Tam da bu noktada İngiltere merkezli Channel 4 televizyon kanalı şirketin CEO'su Alextandre Nix'i Sri Lanka'da gizli kameraya çekti. 2016 Kasım ayında başkan adayı Hillary Clinton'ı seçim yarışında geriye düşüren etkenlerden biri olan e-postalarının sızdırılması olayında Julian Assange ile iletişime geçtiği de bildirilen Nix, gizli kamera görüntülerinde bir politikacının nasıl itibarsızlaştırılabileceğini anlatıyor. Sri Lankalı kılığına giren muhabirlerin çektiği görüntülerde Nix, "Donald Trump'la hiç buluştunuz mu?" sorusuna "Defalarca kez" diye cevap veriyor. "Bütün verileri, analizlerin ve hedef kitlenin araştırmasını yaptık" diyen Nix, "Bütün dijital kampanyayı, televizyon kampanyasını ve stratejiyi biz kurduk" diyor.
"Ukraynalı kızlar getirebiliriz, çok güzeller"
Nix, Sri Lankalı müşteri kılığındaki muhabirlere adayların evlerine "bazı kızlar" gönderdiklerini söylüyor. Muhabirin "... yani bu iş için kızları da kullandınız, baştan çıkarmak gibi, yerel kızlar mı olacak burada?" sorusuna "Bazı Ukraynalı kızlar getirebiliriz bunun için. Onlar gerçekten çok güzel" cevabını veriyor.
İngiltere ve AP'den soruşturma uyarısı
Ardı ardına gelen ifşaların ardından İngiltere Bilgi Komisyonu, Londra merkezli Cambridge Analytica adlı veri analiz şirketi hakkında soruşturma açmaya hazırlandığını duyurdu. Avrupa Parlamentosu (AP) Başkanı Antonio Tajani ise Facebook'taki kişisel verilerin kötü amaçlı kullanıldığına yönelik iddiaların detaylı bir şekilde soruşturulacağını açıkladı.

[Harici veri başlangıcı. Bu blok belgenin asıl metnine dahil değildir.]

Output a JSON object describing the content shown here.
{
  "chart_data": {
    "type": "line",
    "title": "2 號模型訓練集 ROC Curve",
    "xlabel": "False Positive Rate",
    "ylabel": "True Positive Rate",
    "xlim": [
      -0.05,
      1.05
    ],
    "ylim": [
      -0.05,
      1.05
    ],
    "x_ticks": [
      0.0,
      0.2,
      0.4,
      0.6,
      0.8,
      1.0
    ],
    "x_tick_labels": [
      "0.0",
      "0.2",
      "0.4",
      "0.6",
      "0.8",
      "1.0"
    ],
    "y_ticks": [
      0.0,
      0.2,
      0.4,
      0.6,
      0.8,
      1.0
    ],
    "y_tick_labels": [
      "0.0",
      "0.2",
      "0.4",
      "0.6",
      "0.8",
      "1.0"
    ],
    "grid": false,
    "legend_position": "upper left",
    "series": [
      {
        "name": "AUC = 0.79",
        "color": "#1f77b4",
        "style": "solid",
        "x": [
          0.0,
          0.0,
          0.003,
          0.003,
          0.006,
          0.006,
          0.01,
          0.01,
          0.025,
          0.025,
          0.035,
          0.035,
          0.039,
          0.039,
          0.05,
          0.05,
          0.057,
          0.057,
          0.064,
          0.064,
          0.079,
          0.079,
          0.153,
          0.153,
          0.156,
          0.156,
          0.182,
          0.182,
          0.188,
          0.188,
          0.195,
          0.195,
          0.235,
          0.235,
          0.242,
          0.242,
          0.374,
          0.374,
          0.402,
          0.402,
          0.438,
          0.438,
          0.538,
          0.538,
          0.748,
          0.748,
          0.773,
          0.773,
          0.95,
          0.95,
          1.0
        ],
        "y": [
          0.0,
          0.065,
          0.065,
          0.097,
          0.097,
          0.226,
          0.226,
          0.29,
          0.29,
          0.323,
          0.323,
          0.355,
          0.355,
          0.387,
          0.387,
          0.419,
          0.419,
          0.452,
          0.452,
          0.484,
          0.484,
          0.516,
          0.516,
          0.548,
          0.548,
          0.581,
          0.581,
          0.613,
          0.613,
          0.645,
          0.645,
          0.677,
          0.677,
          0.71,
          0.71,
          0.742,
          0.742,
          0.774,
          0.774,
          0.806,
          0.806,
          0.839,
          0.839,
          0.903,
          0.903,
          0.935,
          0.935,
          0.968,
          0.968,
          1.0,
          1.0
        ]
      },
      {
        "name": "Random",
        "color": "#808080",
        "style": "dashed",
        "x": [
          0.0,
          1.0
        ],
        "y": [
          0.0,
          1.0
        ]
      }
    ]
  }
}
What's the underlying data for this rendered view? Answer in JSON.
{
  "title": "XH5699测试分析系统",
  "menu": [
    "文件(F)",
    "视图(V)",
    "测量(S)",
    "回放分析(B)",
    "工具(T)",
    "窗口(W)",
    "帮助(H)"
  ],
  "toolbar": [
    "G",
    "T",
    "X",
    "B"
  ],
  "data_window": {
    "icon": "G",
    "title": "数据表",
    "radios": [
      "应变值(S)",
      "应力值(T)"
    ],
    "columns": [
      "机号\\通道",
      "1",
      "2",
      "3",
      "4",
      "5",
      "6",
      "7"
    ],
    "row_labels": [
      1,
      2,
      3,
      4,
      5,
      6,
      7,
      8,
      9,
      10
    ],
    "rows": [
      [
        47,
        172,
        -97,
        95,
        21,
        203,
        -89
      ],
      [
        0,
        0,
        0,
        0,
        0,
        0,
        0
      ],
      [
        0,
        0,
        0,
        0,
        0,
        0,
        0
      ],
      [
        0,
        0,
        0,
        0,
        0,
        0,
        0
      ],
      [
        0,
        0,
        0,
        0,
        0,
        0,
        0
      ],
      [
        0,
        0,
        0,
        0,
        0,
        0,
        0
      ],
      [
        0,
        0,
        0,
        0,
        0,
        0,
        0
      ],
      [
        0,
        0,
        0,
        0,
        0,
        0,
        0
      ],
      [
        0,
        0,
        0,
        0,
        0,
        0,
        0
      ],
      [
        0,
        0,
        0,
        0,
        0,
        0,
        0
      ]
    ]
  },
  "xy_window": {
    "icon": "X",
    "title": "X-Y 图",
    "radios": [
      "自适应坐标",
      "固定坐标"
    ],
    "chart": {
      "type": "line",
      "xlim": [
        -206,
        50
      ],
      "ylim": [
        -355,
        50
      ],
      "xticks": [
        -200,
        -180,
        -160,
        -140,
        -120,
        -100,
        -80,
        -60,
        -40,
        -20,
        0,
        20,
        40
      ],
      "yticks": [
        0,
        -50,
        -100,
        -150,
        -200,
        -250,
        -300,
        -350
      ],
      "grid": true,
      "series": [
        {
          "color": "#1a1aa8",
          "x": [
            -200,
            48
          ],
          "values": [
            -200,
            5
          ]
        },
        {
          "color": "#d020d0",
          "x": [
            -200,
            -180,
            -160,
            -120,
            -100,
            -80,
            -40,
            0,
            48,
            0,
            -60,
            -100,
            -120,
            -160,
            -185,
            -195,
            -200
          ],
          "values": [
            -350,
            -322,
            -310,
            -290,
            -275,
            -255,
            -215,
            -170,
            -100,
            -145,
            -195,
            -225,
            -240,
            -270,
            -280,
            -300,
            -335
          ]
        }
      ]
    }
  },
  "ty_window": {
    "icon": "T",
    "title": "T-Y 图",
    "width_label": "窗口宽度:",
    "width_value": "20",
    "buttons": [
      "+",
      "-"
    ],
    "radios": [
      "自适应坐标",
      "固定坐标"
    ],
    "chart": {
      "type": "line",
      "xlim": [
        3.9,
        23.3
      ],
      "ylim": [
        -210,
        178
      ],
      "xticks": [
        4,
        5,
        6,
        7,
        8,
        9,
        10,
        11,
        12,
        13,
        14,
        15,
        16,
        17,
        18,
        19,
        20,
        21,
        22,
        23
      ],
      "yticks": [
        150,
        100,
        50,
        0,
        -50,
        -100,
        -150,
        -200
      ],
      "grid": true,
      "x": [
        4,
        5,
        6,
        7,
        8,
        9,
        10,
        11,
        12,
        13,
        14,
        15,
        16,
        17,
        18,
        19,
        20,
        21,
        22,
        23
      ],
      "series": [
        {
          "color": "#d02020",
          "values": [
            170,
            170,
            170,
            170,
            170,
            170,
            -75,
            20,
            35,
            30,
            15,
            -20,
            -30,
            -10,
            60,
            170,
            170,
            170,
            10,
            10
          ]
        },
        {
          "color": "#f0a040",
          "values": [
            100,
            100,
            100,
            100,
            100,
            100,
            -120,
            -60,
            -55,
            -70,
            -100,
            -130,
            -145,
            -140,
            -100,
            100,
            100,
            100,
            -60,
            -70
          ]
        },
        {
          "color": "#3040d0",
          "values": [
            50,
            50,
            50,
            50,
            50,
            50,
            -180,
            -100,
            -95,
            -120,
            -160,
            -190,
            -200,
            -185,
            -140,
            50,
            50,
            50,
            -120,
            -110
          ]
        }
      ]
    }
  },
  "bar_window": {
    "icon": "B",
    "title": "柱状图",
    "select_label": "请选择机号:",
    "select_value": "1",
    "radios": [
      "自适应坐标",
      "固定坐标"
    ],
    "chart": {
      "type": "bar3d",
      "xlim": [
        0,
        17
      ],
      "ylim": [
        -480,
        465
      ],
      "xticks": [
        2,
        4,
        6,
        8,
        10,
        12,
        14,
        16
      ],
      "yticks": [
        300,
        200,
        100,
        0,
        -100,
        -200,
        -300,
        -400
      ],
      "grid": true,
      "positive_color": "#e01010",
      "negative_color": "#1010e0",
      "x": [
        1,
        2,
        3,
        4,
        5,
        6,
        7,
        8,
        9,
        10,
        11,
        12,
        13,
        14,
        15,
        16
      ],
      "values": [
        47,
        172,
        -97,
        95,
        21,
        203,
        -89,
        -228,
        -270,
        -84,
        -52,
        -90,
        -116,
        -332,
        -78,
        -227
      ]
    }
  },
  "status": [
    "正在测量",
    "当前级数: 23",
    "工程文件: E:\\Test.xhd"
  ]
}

Tajani, "Facebook kullanıcılarının gizli bilgilerinin kötü amaçlı kullanımına ilişkin iddialar var. Bu vatandaşların özel haklarının ihlali anlamına gelir ve kabul edilemez. AP bu konuyu detaylı bir şekilde soruşturacak ve sorumluluğu bulunan dijital platformlardan hesap soracak" şeklinde konuştu.
Zuckerberg'in durum güncellemesi: Sizi hak etmiyoruz
Facebook'un kurucusu Mark Zuckerberg ise 4 günlük sessizliğin ardından 21 Mart'ta açıklamasını Facebook üzerinden yaptı.
"Hata yaptık" diyen Zuckerberg, "Verilerinizi koruma sorumluluğumuz var, eğer bunu yapamıyorsak sizi de hak etmiyoruz demektir" ifadelerini kullandı ve "Sosyal platformun 2014'te 'veri erişimine erişim kısıtlaması' getirilmeden önce geniş kapsamlı bilgilere erişimi olan tüm uygulamaların incelenmesi, uygulamalara kaydolurken verilen isim, profil fotoğrafı ve e-posta adresi dışında paylaşılan verilere kısıtlama getirilmesi, uygulamalara kullanıcı izni zorunluluğu getirilmesi ve kişisel paylaşımlara diğer özel verilere ulaşım hakkı için kontrat imzalatılması" gibi adımların atılacağını söyledi.
#deletefacebook kampanyası başlatıldı
Eski CIA ve NSA çalışanı Edward Snowden'den da Facebook'u itham eden açıklamalar geldi. Snowden, skandalda Facebook'un "kurban" değil "suç ortağı" olduğunu söylerken "Özel hayatlara ilişkin ayrıntılı kayıtları toplayıp satanlar bir zamanlar 'istihbarat şirketi' olarak tanımlanırdı. Şu anda kendilerini 'sosyal medya' olarak adlandırmaları, 'Savaş Bakanlığı'nın 'Savunma Bakanlığı' oluşundan beri en başarılı kandırmacadır" ifadelerini kullandı.
Hemen ardından Twitter'da dünya çapında #deletefacebook (facebook'u sil) hashtag'iyle başlayan kampanyaya milyonlarca kişi destek verdi.
Kampanyaya Facebook'un 2014'de 19 milyor dolarlık bir anlaşmayla satın aldığı WhatsApp'ın kurucusu Brian Acton da katıldı.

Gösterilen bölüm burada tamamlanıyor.